Like people, cultures have attentional differences. And this is wonderful, interesting research by
Richard Nesbitt at the University of Michigan. When they're asked to describe an underwater
scene, westerners say: Three blue fish swimming to the left. Next.
Asians say: It looked like a stream. The water was green. There were some plants that had -this bottom was sandy. There were some fish.
They looked at the same exact slide but they attended to totally different realities. The
westerners who were reared in the Greek evaluative, get in there, figure out what's important with
a view of controlling it and move on, completely disregarded the context.
The Asians, reflecting their cultural upbringing in densely populated societies where cooperation
is essential if you're going to get anything done, it was all about relationships in context.
This is really like a different world. And you can see the, when you see those stories in the front
page of the paper with the GI sitting down with the tribal people in Afghanistan or the Iraqis and
you can just imagine like the reality check that's going on there, with the American guy says we'll
drill you a well and build you a school and now we gotta get out of here it's 10:45 and the Iraqis
and Afghanis are saying what about the tea. Who are you, tell me about your family. All the
context is missing.
It's not that either way is right or wrong. The Greek evaluative way of looking at the world gave
us science. But they are different and we need to keep those differences in mind if we're going to
get along better than we do.
Everyone has a occasional attentional problems, some of which are normal. All minds wander.
Perhaps 20 percent of the time. And that's a good thing, because sometimes it's when your
mind's wandering that you get that great little light bulb goes off. Einstein didn't figure out E
equals MC squared when he was hunkered over his desk he was walking across the yard at
Princeton.
Merely by focusing on something, a new car, a pink slip, you exaggerate its importance. And no
matter how great or terrible it is, you'll soon get used to it.
The great American psychologist, American Israeli psychologist, Daniel Conoman, who I
interviewed in the book, got the Nobel Prize in economics in 2003 for figuring that out. He said,
"I'll give you my fortune cookie maxim: Nothing is as important as you think it is when you're
thinking about it."
Isn't that great? I wish I could open a fortune cookie that said that every day to remind me. I
think it's such a great insight.
We focus on our thoughts about our experience. Vacationing in foreign places is mind expansing
and occasional rather than the experience itself. God, I'd love to go to that same little cabin on
Cape Cod.
But we will very often make decisions based on the cognitive evaluation of the experience rather
than the experience itself.
We forget that you must really pay attention to that person's name or PIN number if you're going
to learn and remember it. Duh, that sounds so obvious, but, boy, how many times have I talked
to somebody at a party for 20 minutes and then my husband will say, oh, who was that person?
And I'll go, I don't know.

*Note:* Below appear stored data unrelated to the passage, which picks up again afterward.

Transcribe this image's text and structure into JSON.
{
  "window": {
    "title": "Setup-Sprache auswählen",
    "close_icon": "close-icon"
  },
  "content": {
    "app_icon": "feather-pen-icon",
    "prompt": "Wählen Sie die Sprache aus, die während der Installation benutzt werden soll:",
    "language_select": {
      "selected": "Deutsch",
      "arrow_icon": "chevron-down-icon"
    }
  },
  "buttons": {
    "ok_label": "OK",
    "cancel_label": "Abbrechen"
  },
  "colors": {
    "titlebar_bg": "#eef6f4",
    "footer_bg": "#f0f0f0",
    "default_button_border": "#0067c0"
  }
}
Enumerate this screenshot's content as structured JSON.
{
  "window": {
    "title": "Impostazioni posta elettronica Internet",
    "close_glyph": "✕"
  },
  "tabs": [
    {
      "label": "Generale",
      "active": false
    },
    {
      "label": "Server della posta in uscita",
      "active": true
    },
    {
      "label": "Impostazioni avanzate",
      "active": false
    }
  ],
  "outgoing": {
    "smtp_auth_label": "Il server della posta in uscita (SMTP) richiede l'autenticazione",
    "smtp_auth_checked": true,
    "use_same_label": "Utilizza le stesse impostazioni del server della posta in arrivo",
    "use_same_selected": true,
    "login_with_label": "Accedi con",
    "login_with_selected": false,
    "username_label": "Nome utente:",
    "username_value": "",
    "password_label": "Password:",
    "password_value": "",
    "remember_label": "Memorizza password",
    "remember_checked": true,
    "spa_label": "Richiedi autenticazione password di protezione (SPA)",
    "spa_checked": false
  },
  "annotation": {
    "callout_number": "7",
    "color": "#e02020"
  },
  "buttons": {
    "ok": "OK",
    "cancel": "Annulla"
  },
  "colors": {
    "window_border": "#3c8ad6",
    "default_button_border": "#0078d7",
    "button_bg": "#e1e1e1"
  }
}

I was too busy thinking about what I was going to say next or who was
coming in the room behind that person that I didn't lock into the name. I didn't pay attention to it.
If you don't pay attention to something, you will not learn and remember it. At least not well.
When you need to focus, avoid interruptions, because rebooting your brain takes up to 20
minutes. And I understand this research was done by some of your colleagues here at Microsoft.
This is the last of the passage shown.